Kansas leaders pursuing 2 paths in next step after Boeing announces plant closure

The first production model of the new Boeing 787 Dreamliner airplane is unveiled to an audience of several thousand employees, airline executives, and dignitaries during a ceremony at Boeing's assembly plant in Everett, Wash., in this 2007 file photos. Kansas leaders are insisting that Wichita still will be able to define itself as the aircraft manufacturing capital of the world even without the Boeing plant, which announced it will close this month. Gov. Sam Brownback is promising aggressive attempts to attract new commercial aviation work — even mentioning Boeing rival Airbus.

? Some Kansas officials felt betrayed when they learned Boeing Co. was contemplating closing its defense plant in Wichita, and the area’s congressman says he’s researching whether the company can be held to promises to bring thousands of jobs to the Sunflower State.

But the state’s leaders are pursuing another path, too, insisting that Wichita still will be able to define itself as the aircraft manufacturing capital of the world even without the Boeing plant. Gov. Sam Brownback is promising aggressive attempts to attract new commercial aviation work — even mentioning Boeing rival Airbus.

Boeing’s longtime presence in the Wichita area was a big part of the city’s claim to its title, and state officials were aggressive Boeing boosters over the past decade. As the company announced last week that its Wichita plant, with 2,160 workers, will close by the end of 2013, Brownback attempted to soften the psychological blow by predicting that the state’s aviation industry will emerge larger and more vibrant.

“For people in Kansas, this is tough,” said Carter Copeland, an aerospace analyst for Barclays Capital. “This is an aerospace center of excellence. There is a very skilled work force there that knows how to work in this industry.”

Broken promises?

Boeing’s announcement that it will move work from the Wichita plant to Oklahoma, Texas and Washington wasn’t a surprise to Kansas officials because the company had disclosed in November that it was looking at closing the Wichita plant. But Kansas officials were upset because of the efforts they’d put into promoting Boeing’s bid for a contract worth at least $35 billion to build 179 refueling tankers for the Air Force.

The Air Force had awarded the contract to a rival consortium in 2008 but came under pressure from Kansas’ congressional delegation and other critics to reopen the bidding process. Boeing won the contract in February, and Kansas officials contend the company promised them that work would be done in Kansas — creating as many as 7,500 jobs with an economic impact of nearly $390 million.

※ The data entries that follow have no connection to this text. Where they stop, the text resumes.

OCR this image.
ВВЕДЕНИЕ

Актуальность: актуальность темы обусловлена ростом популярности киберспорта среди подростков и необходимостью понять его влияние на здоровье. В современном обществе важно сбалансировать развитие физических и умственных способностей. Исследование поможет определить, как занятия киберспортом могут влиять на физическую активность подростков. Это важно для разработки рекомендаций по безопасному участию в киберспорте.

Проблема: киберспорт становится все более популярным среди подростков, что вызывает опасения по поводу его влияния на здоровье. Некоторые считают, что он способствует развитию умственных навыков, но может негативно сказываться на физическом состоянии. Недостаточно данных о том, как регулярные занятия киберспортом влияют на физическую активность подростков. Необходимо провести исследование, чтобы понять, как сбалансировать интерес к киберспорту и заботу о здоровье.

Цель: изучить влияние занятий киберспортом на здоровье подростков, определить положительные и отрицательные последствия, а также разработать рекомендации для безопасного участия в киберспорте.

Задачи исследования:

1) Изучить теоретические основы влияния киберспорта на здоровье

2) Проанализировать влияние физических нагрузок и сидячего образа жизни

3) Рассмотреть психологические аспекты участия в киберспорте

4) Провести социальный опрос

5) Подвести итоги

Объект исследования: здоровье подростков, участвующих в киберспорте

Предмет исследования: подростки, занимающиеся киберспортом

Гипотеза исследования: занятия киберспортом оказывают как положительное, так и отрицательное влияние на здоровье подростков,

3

Nor was it the first time Kansas officials helped the company. In 2003, with Boeing preparing to launch work on what became its 787 commercial jetliner, legislators and then-Gov. Kathleen Sebelius authorized up to $500 million in bonds to help bring work to Kansas. According to the state Department of Commerce, the incentives eventually were tapped by Spirit Aerosystems, which took over Boeing’s commercial operations in Wichita.

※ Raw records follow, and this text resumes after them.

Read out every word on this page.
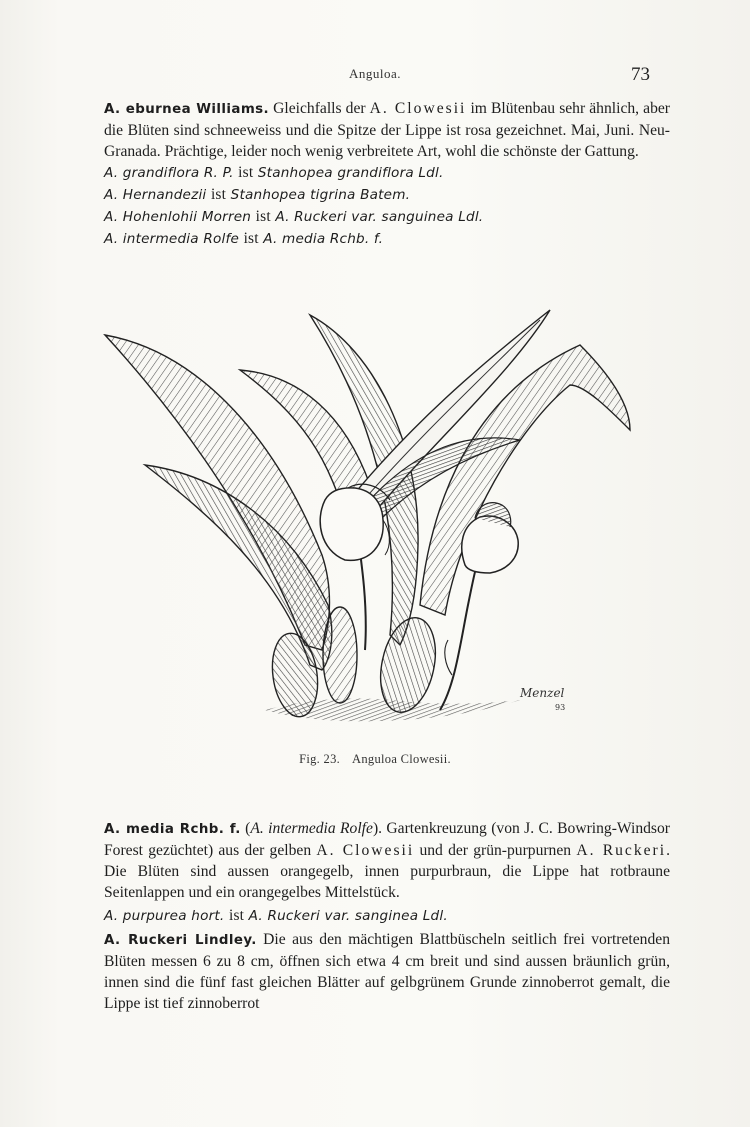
Anguloa.	73

A. eburnea Williams. Gleichfalls der A. Clowesii im Blütenbau sehr ähnlich, aber die Blüten sind schneeweiss und die Spitze der Lippe ist rosa gezeichnet. Mai, Juni. Neu-Granada. Prächtige, leider noch wenig verbreitete Art, wohl die schönste der Gattung.

A. grandiflora R. P. ist Stanhopea grandiflora Ldl.

A. Hernandezii ist Stanhopea tigrina Batem.

A. Hohenlohii Morren ist A. Ruckeri var. sanguinea Ldl.

A. intermedia Rolfe ist A. media Rchb. f.

Menzel
93
Fig. 23. Anguloa Clowesii.

A. media Rchb. f. (A. intermedia Rolfe). Gartenkreuzung (von J. C. Bowring-Windsor Forest gezüchtet) aus der gelben A. Clowesii und der grün-purpurnen A. Ruckeri. Die Blüten sind aussen orangegelb, innen purpurbraun, die Lippe hat rotbraune Seitenlappen und ein orangegelbes Mittelstück.

A. purpurea hort. ist A. Ruckeri var. sanginea Ldl.

A. Ruckeri Lindley. Die aus den mächtigen Blattbüscheln seitlich frei vortretenden Blüten messen 6 zu 8 cm, öffnen sich etwa 4 cm breit und sind aussen bräunlich grün, innen sind die fünf fast gleichen Blätter auf gelbgrünem Grunde zinnoberrot gemalt, die Lippe ist tief zinnoberrot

U.S. Rep. Mike Pompeo, a Republican whose 4th Congressional District in south-central Kansas includes the Boeing plant, said he and his staff plan to examine the bidding process for the Air Force contract more closely. He said the company made “a very public commitment to the workers in Kansas.”

“We’re going to go try to gather the data set so that we can understand whether the federal government got what it bargained for when it chose the Boeing Company,” Pompeo said. “We’re trying to go back and dig up precisely who was told what and when.”

A changed market

Boeing has said the market for defense work changed dramatically in the past 18 months and its Wichita site, with 97 buildings and 2 million square feet, wasn’t competitive. After Boeing spun off its commercial operations in the area in 2005, it kept 4,500 defense workers, but layoffs caused that number to dwindle.

“Boeing was not utilizing that facility to its full capacity,” said Jeremy Hill, director of Wichita State University’s Center for Economic Development and Business Research. “When someone holds onto a facility and they only use it marginally, it can be the worst thing for a community.”

Copeland said with ongoing debates in Washington over the federal debt and budget deficit and the prospects for large spending cuts, even in defense, it has become clear that there’s too much manufacturing capacity among aviation’s defense contractors.

And even before Boeing formally announced that it would close the Wichita defense plant, Brownback had suggested the Kansas aviation industry’s future was in its commercial side. In a December interview with The Associated Press, he predicted “a substantial decline in the defense sector.”

During a Statehouse news conference responding to Boeing’s announcement, the governor brushed aside a question about the potential embarrassment of the company leaving Kansas after state officials’ efforts on its behalf. Brownback said he expects positive announcements about commercial aviation in the near future.

“We are going to see more aviation work in the state of Kansas,” he said. “That’s the long term, and so all those investments have been proper, and they are moving us forward.”

Copeland said he sees Spirit “on the cusp” of significant growth and expects an increase in Boeing’s commercial business in the next several years, and Wichita already has a pool of industry talent. Hill said Boeing’s vacant defense plant can be marketed by local officials to other firms.

“There are not a lot of facilities on land available for new industry to come here,” he said. “There’s a value for the community to attract new industry there.”